First, prices are falling to the levels where people are motivated to buy and sellers are motivated to dump properties.  Second, the Government has made a sweet deal with the federal tax credits good until the end of this year.  There is a huge fly in the ointment.  Prices are continuing to fall. In addition, there is a tremendous number of homes for sale or supply on the market.  This supply will keep prices low.  People are only looking for bargains.
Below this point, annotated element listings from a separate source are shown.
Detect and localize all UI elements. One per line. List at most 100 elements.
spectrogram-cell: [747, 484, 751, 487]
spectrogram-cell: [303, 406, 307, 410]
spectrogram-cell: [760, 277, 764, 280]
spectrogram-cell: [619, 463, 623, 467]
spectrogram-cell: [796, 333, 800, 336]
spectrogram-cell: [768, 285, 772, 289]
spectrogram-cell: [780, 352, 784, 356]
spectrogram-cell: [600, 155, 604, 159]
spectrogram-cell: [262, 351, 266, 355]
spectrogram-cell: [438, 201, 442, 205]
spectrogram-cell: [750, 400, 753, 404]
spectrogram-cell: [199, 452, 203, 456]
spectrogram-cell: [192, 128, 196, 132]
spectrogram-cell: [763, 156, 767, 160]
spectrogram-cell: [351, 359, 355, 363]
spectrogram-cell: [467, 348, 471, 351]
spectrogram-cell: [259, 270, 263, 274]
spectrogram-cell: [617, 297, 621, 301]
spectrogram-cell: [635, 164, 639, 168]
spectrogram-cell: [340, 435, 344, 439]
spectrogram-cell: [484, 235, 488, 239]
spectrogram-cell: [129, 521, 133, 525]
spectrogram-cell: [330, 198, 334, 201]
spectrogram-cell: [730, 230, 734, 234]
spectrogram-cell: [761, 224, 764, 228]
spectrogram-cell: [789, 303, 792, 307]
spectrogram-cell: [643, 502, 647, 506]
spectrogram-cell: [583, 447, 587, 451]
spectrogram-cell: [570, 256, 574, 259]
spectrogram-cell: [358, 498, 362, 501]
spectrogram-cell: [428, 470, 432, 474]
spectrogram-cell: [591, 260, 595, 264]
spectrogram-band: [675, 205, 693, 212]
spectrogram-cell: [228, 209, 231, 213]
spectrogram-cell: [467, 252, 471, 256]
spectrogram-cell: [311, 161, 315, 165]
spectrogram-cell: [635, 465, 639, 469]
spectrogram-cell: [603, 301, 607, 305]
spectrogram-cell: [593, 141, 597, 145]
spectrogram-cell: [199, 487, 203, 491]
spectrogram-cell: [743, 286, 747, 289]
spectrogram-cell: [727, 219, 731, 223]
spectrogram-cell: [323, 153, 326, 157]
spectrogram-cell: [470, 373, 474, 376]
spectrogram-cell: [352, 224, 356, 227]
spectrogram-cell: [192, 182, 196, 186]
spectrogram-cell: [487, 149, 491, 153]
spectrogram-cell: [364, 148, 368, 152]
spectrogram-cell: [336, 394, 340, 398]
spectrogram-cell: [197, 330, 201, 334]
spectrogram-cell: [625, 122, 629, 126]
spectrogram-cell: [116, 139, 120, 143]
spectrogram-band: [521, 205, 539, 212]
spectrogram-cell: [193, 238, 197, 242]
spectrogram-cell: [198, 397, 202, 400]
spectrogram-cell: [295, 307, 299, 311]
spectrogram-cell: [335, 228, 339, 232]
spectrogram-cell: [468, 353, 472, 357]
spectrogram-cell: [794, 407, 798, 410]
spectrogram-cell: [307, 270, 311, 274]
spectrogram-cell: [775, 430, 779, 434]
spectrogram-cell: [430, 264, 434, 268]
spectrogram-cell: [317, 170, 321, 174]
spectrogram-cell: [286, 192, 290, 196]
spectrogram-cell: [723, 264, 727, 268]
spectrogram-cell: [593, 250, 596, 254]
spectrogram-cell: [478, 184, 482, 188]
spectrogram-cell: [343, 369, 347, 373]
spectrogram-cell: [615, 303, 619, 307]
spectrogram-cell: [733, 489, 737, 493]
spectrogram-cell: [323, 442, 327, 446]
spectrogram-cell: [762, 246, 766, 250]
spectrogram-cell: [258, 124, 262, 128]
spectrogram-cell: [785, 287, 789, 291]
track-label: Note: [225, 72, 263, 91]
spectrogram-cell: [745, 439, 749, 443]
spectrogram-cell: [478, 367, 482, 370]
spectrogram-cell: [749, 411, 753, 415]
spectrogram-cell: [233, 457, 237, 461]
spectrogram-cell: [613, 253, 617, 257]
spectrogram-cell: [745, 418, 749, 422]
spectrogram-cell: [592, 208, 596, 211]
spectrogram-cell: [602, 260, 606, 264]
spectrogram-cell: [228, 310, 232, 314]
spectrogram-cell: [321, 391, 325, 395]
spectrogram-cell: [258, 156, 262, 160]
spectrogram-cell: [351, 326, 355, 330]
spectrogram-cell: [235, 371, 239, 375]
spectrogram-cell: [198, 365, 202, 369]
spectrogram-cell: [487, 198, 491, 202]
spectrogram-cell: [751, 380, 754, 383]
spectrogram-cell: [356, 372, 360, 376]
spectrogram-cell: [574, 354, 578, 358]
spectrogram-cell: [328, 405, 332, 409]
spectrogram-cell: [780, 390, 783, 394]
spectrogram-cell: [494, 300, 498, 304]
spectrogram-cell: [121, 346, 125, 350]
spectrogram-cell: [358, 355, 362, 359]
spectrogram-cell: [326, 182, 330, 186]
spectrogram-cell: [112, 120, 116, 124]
Plus, banks have thousands of homes on their books that they have yet to send to auction. 

In order to say we have bottomed, there is one area that has to get better.  The foreclosure crisis has to start to bottom out.  Here was the latest from Realtytrac who keeps up with the foreclosure crisis.

“RealtyTrac® (realtytrac.com), the leading online marketplace for foreclosure properties, today released its Q2 2008 U.S. Foreclosure Market Report™, which shows foreclosure filings were reported on 739,714 U.S. properties during the second quarter, a nearly 14 percent increase from the previous quarter and a 121 percent increase from the second quarter of 2007. The report also shows that one in every 171 U.S. households received a foreclosure filing during the quarter.”

Let’s backtrack for a second and look at what created these foreclosures.  It all comes down to the adjustable rate mortgage.  Starting in 2007, adjustable rate mortgages starting coming due for 100,000’s of subprime homeowners, causing the beginning of the foreclosure crisis.  Those peaked in the first quarter of 2008.  Through 2008 and into 2009, those adjustable rate mortgages subsided. 

However, now all of the other types of adjustable rate mortgages will start coming due and this cycle will not peak until 2012.  It is a much bigger cycle.  To assume that the housing market has bottomed would be to assume that there will not be a problem with all of these ARM’s that will reset over the next 2 to 3 years.  It is a big assumption. 

This is pretty typical.  The minute the data starts to be positive, economists declare the worst is behind us.  I would describe right now as a period that is in between 2 crises.  Unfortunately, I think that the second wave of crisis might be worse than the first.  Round two involves more housing foreclosure and the upcoming crisis in commercial properties.

Follow up from Last Week

I wrote about the similarity between the first major stock market rebound in 1929 and today.  If you have not read last week’s post, go back and read it so this makes sense.  We are now tracking almost identically in time (146 days) and gain (46% rise).  It will be interesting to see what happens from here.